Benjamin R. Hanby and his Paper Trail





My adopted hometown of Westerville, Ohio has a nationally prominent, nineteenth century composer as its hometown hero.  Benjamin R. Hanby (1833-1867) died very young, but in his short life he composed simple songs that became worldwide favorites.  His Christmas songs, Up on the Housetop and Who is He in Yonder Stall? are still performed annually and widely.  And while his Civil War era classic Darling Nelly Gray is no longer quite as well known was it was in the century after the war, it is an important historical artifact.  It was sung universally during the war, North and South, and was once so popular that it was mistaken for the work of Stephen Foster, another balladeer of the antebellum Union.

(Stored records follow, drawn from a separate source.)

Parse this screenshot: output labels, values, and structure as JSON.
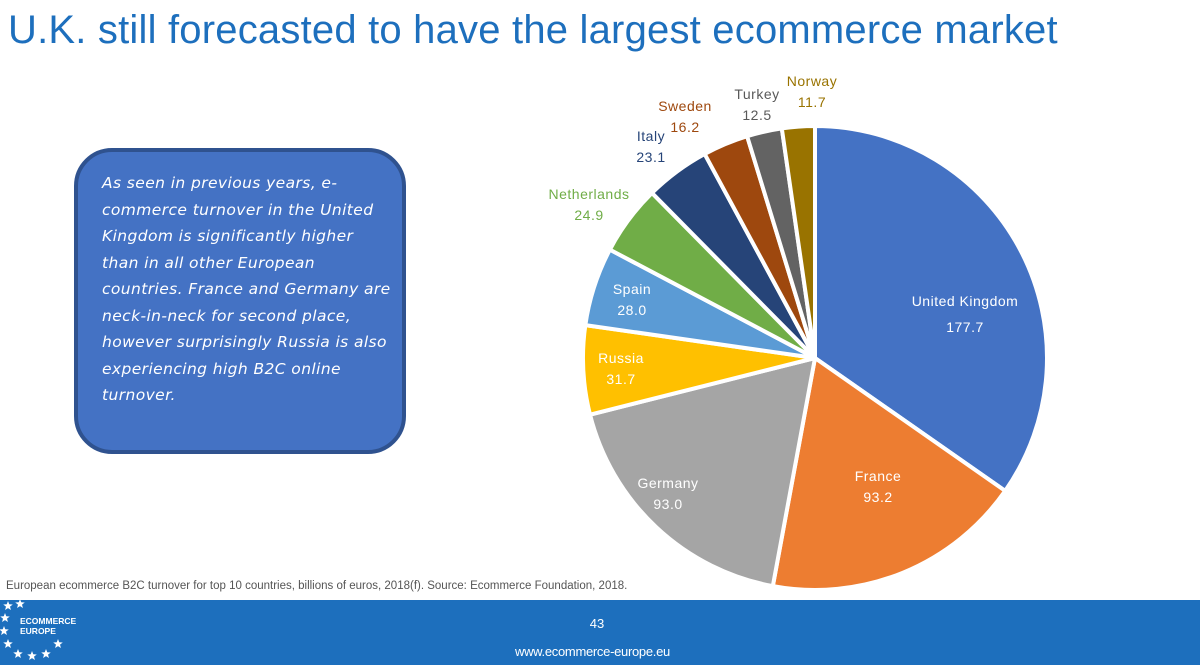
{
  "slide": {
    "title": "U.K. still forecasted to have the largest ecommerce market",
    "callout_text": "As seen in previous years, e-commerce turnover in the United Kingdom is significantly higher than in all other European countries. France and Germany are neck-in-neck for second place, however surprisingly Russia is also experiencing high B2C online turnover.",
    "source": "European ecommerce B2C turnover for top 10 countries, billions of euros, 2018(f). Source: Ecommerce Foundation, 2018.",
    "page_number": "43",
    "website": "www.ecommerce-europe.eu",
    "logo_text_line1": "ECOMMERCE",
    "logo_text_line2": "EUROPE"
  },
  "colors": {
    "title": "#1d6fbd",
    "footer": "#1d6fbd",
    "callout_fill": "#4472c4",
    "callout_border": "#2f528f"
  },
  "chart_data": {
    "type": "pie",
    "title": "",
    "unit": "billions of euros",
    "categories": [
      "United Kingdom",
      "France",
      "Germany",
      "Russia",
      "Spain",
      "Netherlands",
      "Italy",
      "Sweden",
      "Turkey",
      "Norway"
    ],
    "values": [
      177.7,
      93.2,
      93.0,
      31.7,
      28.0,
      24.9,
      23.1,
      16.2,
      12.5,
      11.7
    ],
    "value_labels": [
      "177.7",
      "93.2",
      "93.0",
      "31.7",
      "28.0",
      "24.9",
      "23.1",
      "16.2",
      "12.5",
      "11.7"
    ],
    "colors": [
      "#4472c4",
      "#ed7d31",
      "#a5a5a5",
      "#ffc000",
      "#5b9bd5",
      "#70ad47",
      "#264478",
      "#9e480e",
      "#636363",
      "#997300"
    ],
    "label_colors": [
      "#ffffff",
      "#ffffff",
      "#ffffff",
      "#ffffff",
      "#ffffff",
      "#70ad47",
      "#264478",
      "#9e480e",
      "#595959",
      "#997300"
    ],
    "legend": "none"
  }
}
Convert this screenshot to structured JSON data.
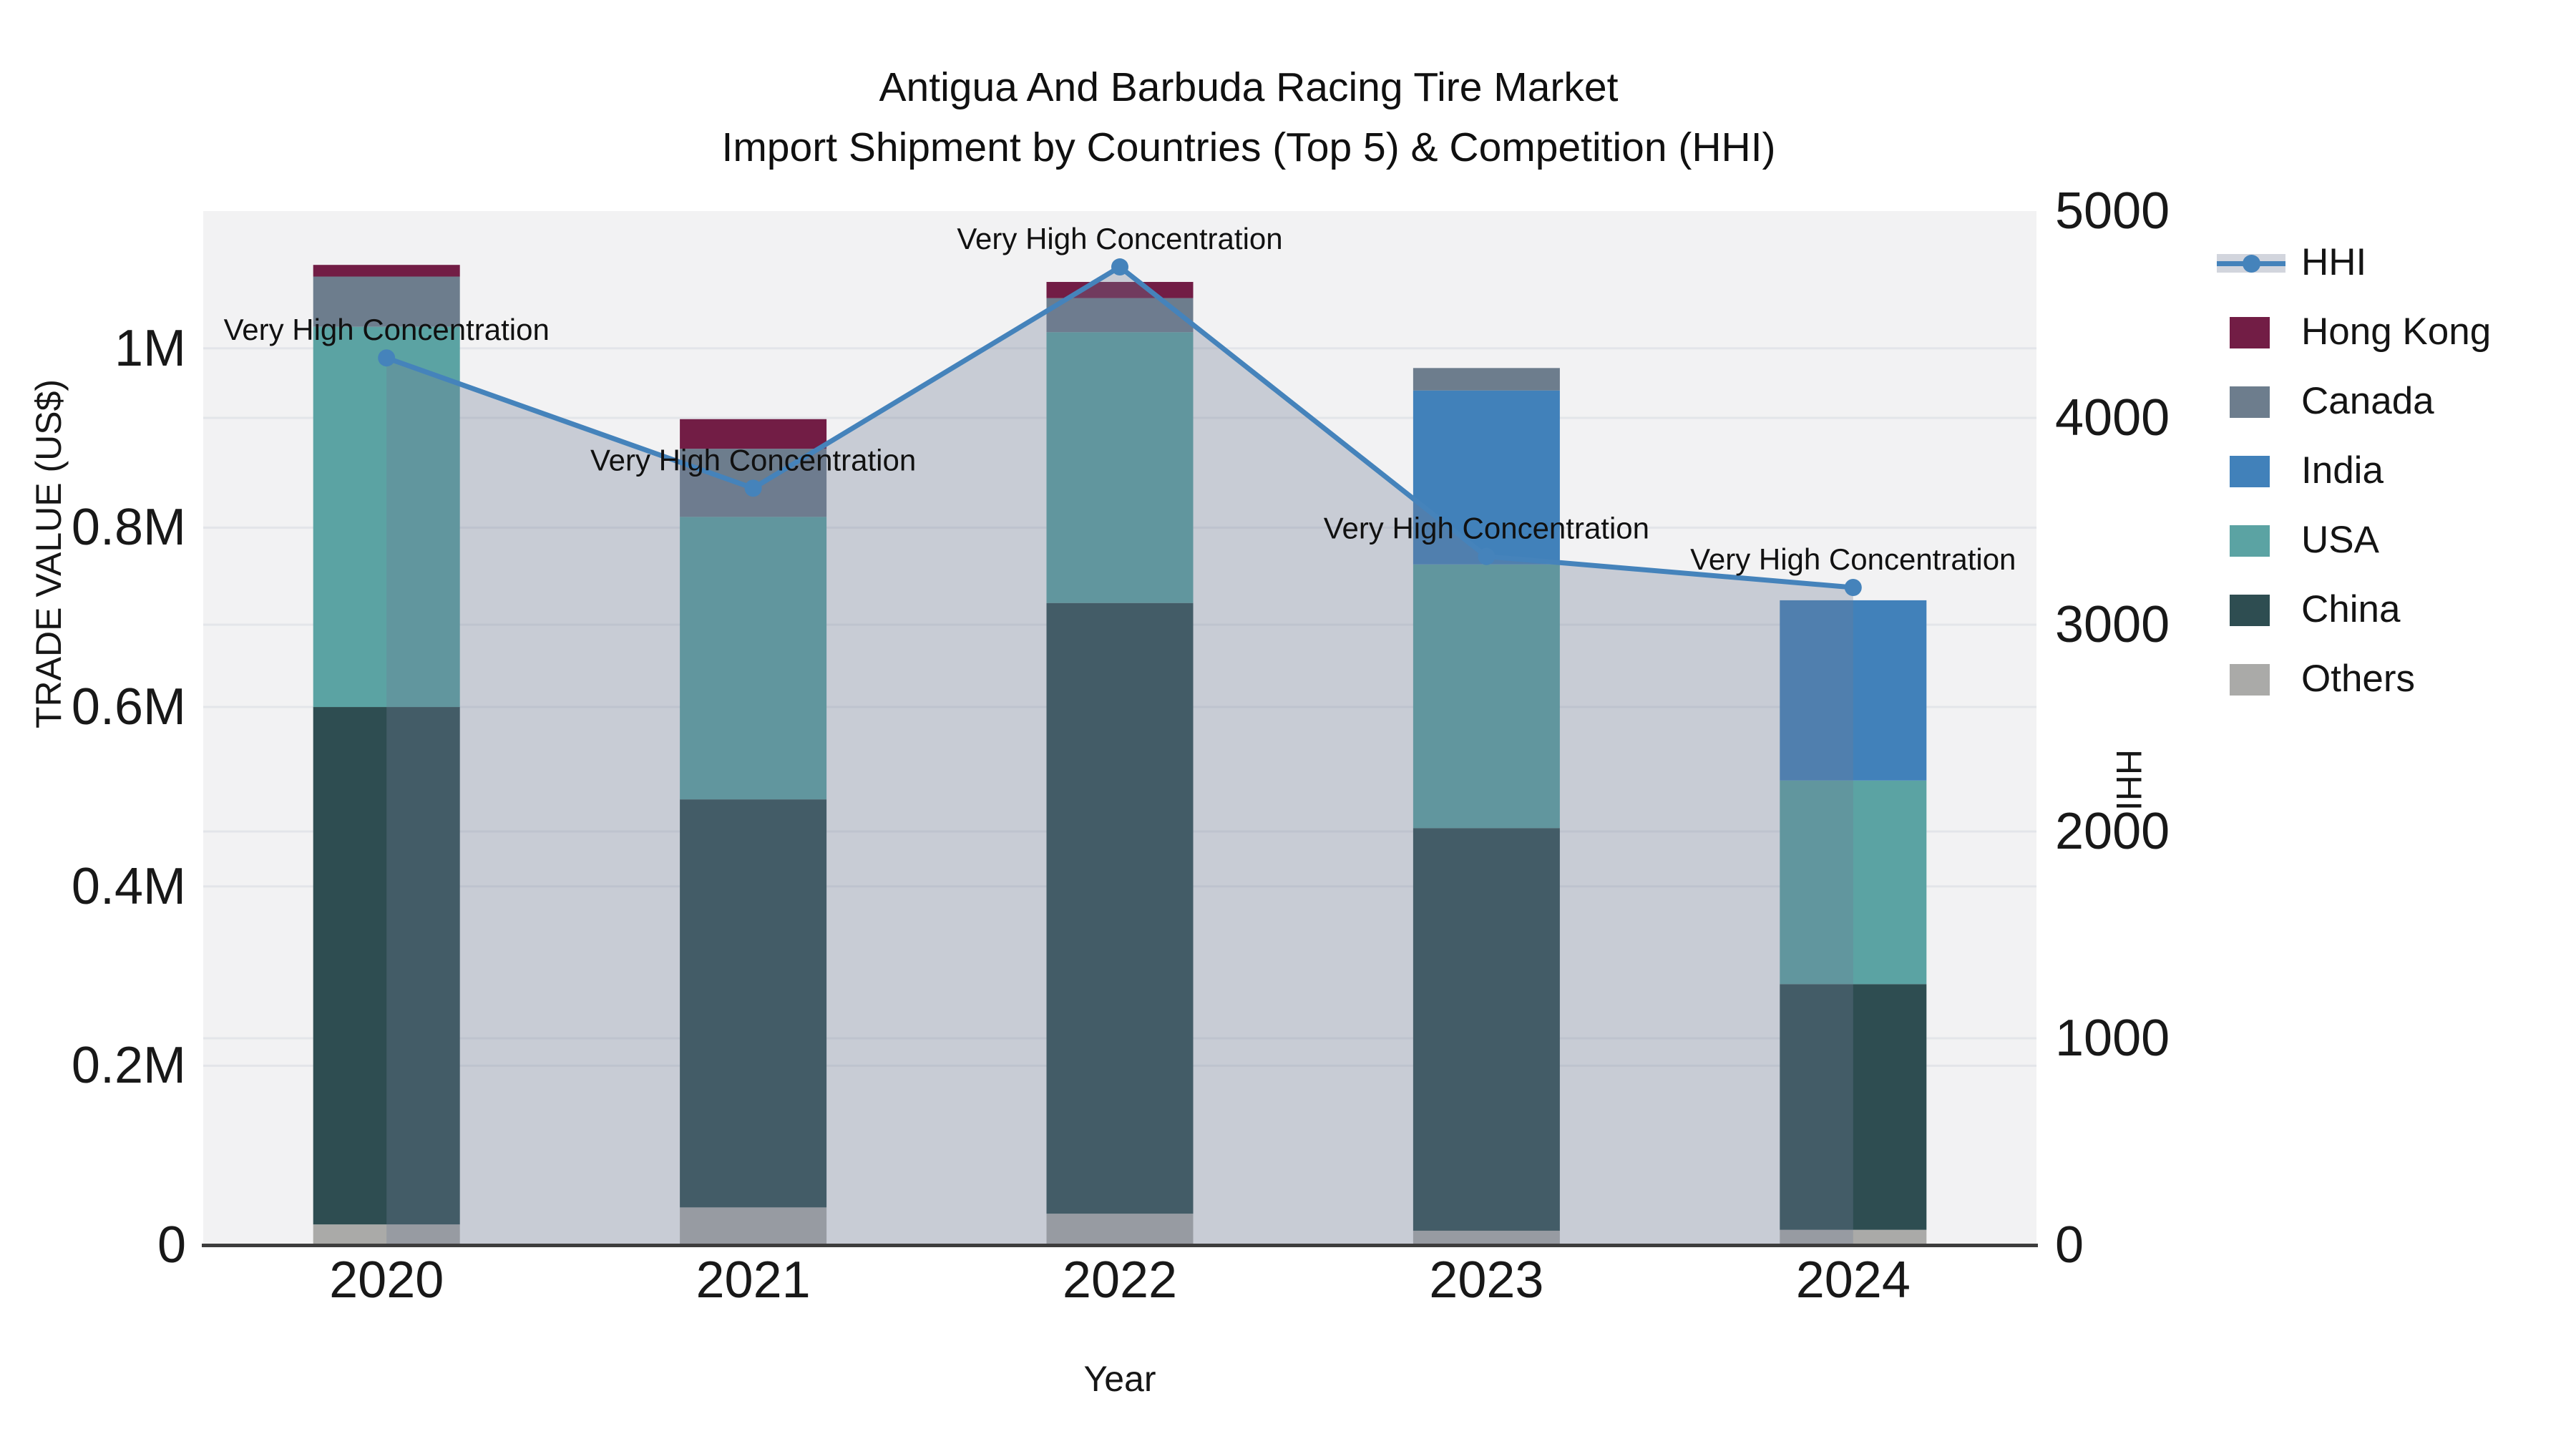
{
  "title": {
    "line1": "Antigua And Barbuda Racing Tire Market",
    "line2": "Import Shipment by Countries (Top 5) & Competition (HHI)"
  },
  "axes": {
    "x": {
      "title": "Year",
      "categories": [
        "2020",
        "2021",
        "2022",
        "2023",
        "2024"
      ]
    },
    "y_left": {
      "title": "TRADE VALUE (US$)",
      "tick_labels": [
        "0",
        "0.2M",
        "0.4M",
        "0.6M",
        "0.8M",
        "1M"
      ],
      "tick_values": [
        0,
        200000,
        400000,
        600000,
        800000,
        1000000
      ],
      "max": 1153000
    },
    "y_right": {
      "title": "HHI",
      "tick_labels": [
        "0",
        "1000",
        "2000",
        "3000",
        "4000",
        "5000"
      ],
      "tick_values": [
        0,
        1000,
        2000,
        3000,
        4000,
        5000
      ],
      "max": 5000
    }
  },
  "legend": [
    {
      "label": "HHI",
      "type": "line",
      "color": "#4583bb"
    },
    {
      "label": "Hong Kong",
      "type": "bar",
      "color": "#721d45"
    },
    {
      "label": "Canada",
      "type": "bar",
      "color": "#6d7d8d"
    },
    {
      "label": "India",
      "type": "bar",
      "color": "#4181ba"
    },
    {
      "label": "USA",
      "type": "bar",
      "color": "#5ba3a3"
    },
    {
      "label": "China",
      "type": "bar",
      "color": "#2e4d51"
    },
    {
      "label": "Others",
      "type": "bar",
      "color": "#aaaaa8"
    }
  ],
  "chart_data": {
    "type": "bar",
    "subtype": "stacked-bars-with-line-overlay",
    "categories": [
      "2020",
      "2021",
      "2022",
      "2023",
      "2024"
    ],
    "stack_order_bottom_to_top": [
      "Others",
      "China",
      "USA",
      "India",
      "Canada",
      "Hong Kong"
    ],
    "series": [
      {
        "name": "Others",
        "color": "#aaaaa8",
        "values": [
          23000,
          42000,
          35000,
          16000,
          17000
        ]
      },
      {
        "name": "China",
        "color": "#2e4d51",
        "values": [
          577000,
          455000,
          681000,
          449000,
          274000
        ]
      },
      {
        "name": "USA",
        "color": "#5ba3a3",
        "values": [
          424000,
          315000,
          302000,
          294000,
          227000
        ]
      },
      {
        "name": "India",
        "color": "#4181ba",
        "values": [
          0,
          0,
          0,
          194000,
          201000
        ]
      },
      {
        "name": "Canada",
        "color": "#6d7d8d",
        "values": [
          56000,
          76000,
          38000,
          25000,
          0
        ]
      },
      {
        "name": "Hong Kong",
        "color": "#721d45",
        "values": [
          13000,
          33000,
          18000,
          0,
          0
        ]
      }
    ],
    "line": {
      "name": "HHI",
      "color": "#4583bb",
      "axis": "right",
      "values": [
        4290,
        3660,
        4730,
        3330,
        3180
      ],
      "area_fill": "rgba(113,124,150,0.32)"
    },
    "annotations": [
      {
        "x": "2020",
        "text": "Very High Concentration"
      },
      {
        "x": "2021",
        "text": "Very High Concentration"
      },
      {
        "x": "2022",
        "text": "Very High Concentration"
      },
      {
        "x": "2023",
        "text": "Very High Concentration"
      },
      {
        "x": "2024",
        "text": "Very High Concentration"
      }
    ],
    "title": "Antigua And Barbuda Racing Tire Market Import Shipment by Countries (Top 5) & Competition (HHI)",
    "xlabel": "Year",
    "ylabel_left": "TRADE VALUE (US$)",
    "ylabel_right": "HHI",
    "ylim_left": [
      0,
      1153000
    ],
    "ylim_right": [
      0,
      5000
    ],
    "grid": true,
    "legend_position": "right"
  },
  "colors": {
    "page_bg": "#ffffff",
    "plot_bg": "#f2f2f3",
    "gridline": "#e3e5e9",
    "axis_line": "#3d3d3d",
    "text": "#141414",
    "annotation_text": "#111111"
  }
}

I am neither musicologist nor expert on Hanby, but as a librarian/ historian living in Westerville, I could not keep from noticing when Hanby’s name crossed my line of inquiry.  Hanby is, perhaps, not quite famous enough to attract the attention of our scholarly pinnacles such as the Library of Congress of the National Archives.  Only one print biography, Choose You This Day: The Legacy of the Hanbys by Dacia Custer Shoemaker (Westerville, 1983), has been published.  The archives of Otterbein University, Hanby’s alma mater (Class of 1858), has an interesting collection.  But manuscripts in Hanby’s own hand are as scarce as hen’s teeth.  Almost all surviving letters of Benjamin Hanby are in newspaper articles and journals.

Thus I was all the more surprised when I spotted this in an online auction of rare manuscripts:


“146     Hanby, B. R. (1833-67)
Autographed Letter Signed

American composer of the famous anti-slavery song  “Darling Nelly Gray” and some 80 other songs.  John Tasker Howard writes, in “Our American Music” (1954):  “One song, written before the outbreak of the war…achieved a tremendous circulation.”  Partial ALS, 2 pp., 5” X 5 ½”,np, nd.  Fair.  Verso contains old archival tape.  Consists of three closely cropped, irregular portions of an ALS affixed together, with the front side reading in full:  “When I saw my first song, “Darling Nelly Gray” in sheet form for the piano, I was fairly nervous with delight, but, believing that a man likes his own club footed child better than his neighbors perfectly formed one, I did not pose that others would feel much interest in it.  But I have friends who have felt a deeper interest in that song than ever I did.  Most Sincerely B. R. Hanby.”  Extremely scarce – possibly one of the few samples of Hanby’s handwriting in existence.  Although damaged, its content could hardly be improved.  Accompanied by sheet music for Hanby’s popular (among Northern troops) “ ’Ole Shady’ or the Song of the Contraband,” 6 pp, 10 X 13 1/4",” Boston, MA, 1861.  Fair to good.  A scarce first printing of the Northern favorite.  Bookseller Inventory #autograph – 423.
Price:  US $500.00
Bookseller: Main Street Fine Books & MSS, ABAA
Galena, IL USA 61036 ”

                This advertisement, which appeared around 2004, was way out of pocketbook range for me.  I contacted the seller awhile back, who could only tell me that it was sold to a private collector.  I am posting it now only to make the contents available to future scholars, if any, who might wish to read such text by Hanby as survives. 

                I am not sure what the moral of this story is.  It may be that collectors should make documents available to scholars if asked.  Or, it may be that those of us in the library business should keep up with papers in private hands, if only to print them (or put them online, like this one) in ways that are searchable, online or off.  Or, do not be in a hurry to toss out that old pile of letters.  You never know who might want or need them.